Your rectum is the last part of your large intestine (aka the colon) and ends at your anus. Just a few inches long, the anus stores feces until you’re ready to go to the bathroom. Although it is part of and continuous with your large intestine, your rectum has its own characteristics.
Colorectal cancer is cancer that occurs anywhere in the large intestine, including the rectum. However, you can only develop cancer in the rectum, which is called rectal cancer.
The treatment of rectal cancer is more complicated than the treatment of colon cancer, because the space is narrowed, as well as other nearby organs. Therefore, prevention and early detection are more important.
Our expert team of colon and rectal surgeons at Greater Hartford recommends learning about the early signs of rectal cancer so you can be evaluated and treated as soon as possible. They detect, diagnose, and treat rectal and colon cancers at offices in Bloomfield, South Windsor, and Plainville, Connecticut.
We’ve compiled a list of early signs of rectal cancer so you can be aware of changes that require evaluation. Regular colonoscopy is also recommended to facilitate early detection.
The density or shape of your stool has changed
A normal stool should have a well-shaped, sausage-like, soft consistency. When rectal cancer or other rectal disorders develop, it can cause abnormal discharge, such as:
Sometimes diarrhea and constipation can be caused by food sensitivities, but chronic diarrhea and constipation should not be ignored. Loose stools can be a symptom of a tumor that’s narrowing your rectum or an inflammatory bowel disease like Crohn’s disease.
Blood and mucus can be seen in the stool
Blood in your stool can be a sign of rectal cancer, colon cancer, or other serious colon conditions. Contact your rectal doctor immediately.

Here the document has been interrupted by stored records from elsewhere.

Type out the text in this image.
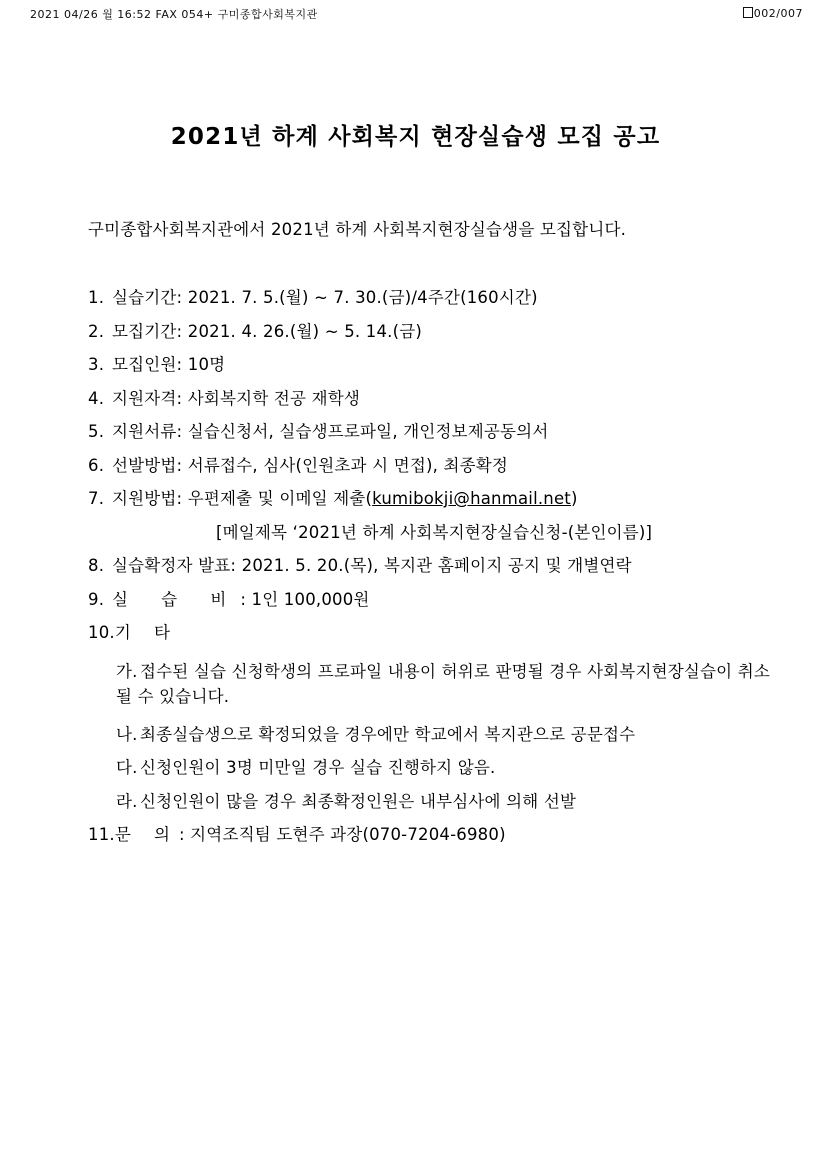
2021 04/26 월 16:52 FAX 054+ 구미종합사회복지관	002/007
2021년 하계 사회복지 현장실습생 모집 공고
구미종합사회복지관에서 2021년 하계 사회복지현장실습생을 모집합니다.
1. 실습기간: 2021. 7. 5.(월) ~ 7. 30.(금)/4주간(160시간)
2. 모집기간: 2021. 4. 26.(월) ~ 5. 14.(금)
3. 모집인원: 10명
4. 지원자격: 사회복지학 전공 재학생
5. 지원서류: 실습신청서, 실습생프로파일, 개인정보제공동의서
6. 선발방법: 서류접수, 심사(인원초과 시 면접), 최종확정
7. 지원방법: 우편제출 및 이메일 제출(kumibokji@hanmail.net)
[메일제목 ‘2021년 하계 사회복지현장실습신청-(본인이름)]
8. 실습확정자 발표: 2021. 5. 20.(목), 복지관 홈페이지 공지 및 개별연락
9. 실 습 비: 1인 100,000원
10.기 타
가. 접수된 실습 신청학생의 프로파일 내용이 허위로 판명될 경우 사회복지현장실습이 취소될 수 있습니다.
나. 최종실습생으로 확정되었을 경우에만 학교에서 복지관으로 공문접수
다. 신청인원이 3명 미만일 경우 실습 진행하지 않음.
라. 신청인원이 많을 경우 최종확정인원은 내부심사에 의해 선발
11.문 의: 지역조직팀 도현주 과장(070-7204-6980)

Mucus in the stool indicates irritation of the rectal tissue. Inflammation can be caused by infection, inflammation, cancer, or other conditions.
Your pelvis hurts
Colon cancer often has no symptoms. However, pain in your pelvic area can be a sign of rectal cancer.
Women who are still menstruating often mistake pelvic pain for pain associated with premenstrual syndrome (PMS). However, if pain persists after menstruation, it may be a sign of rectal cancer.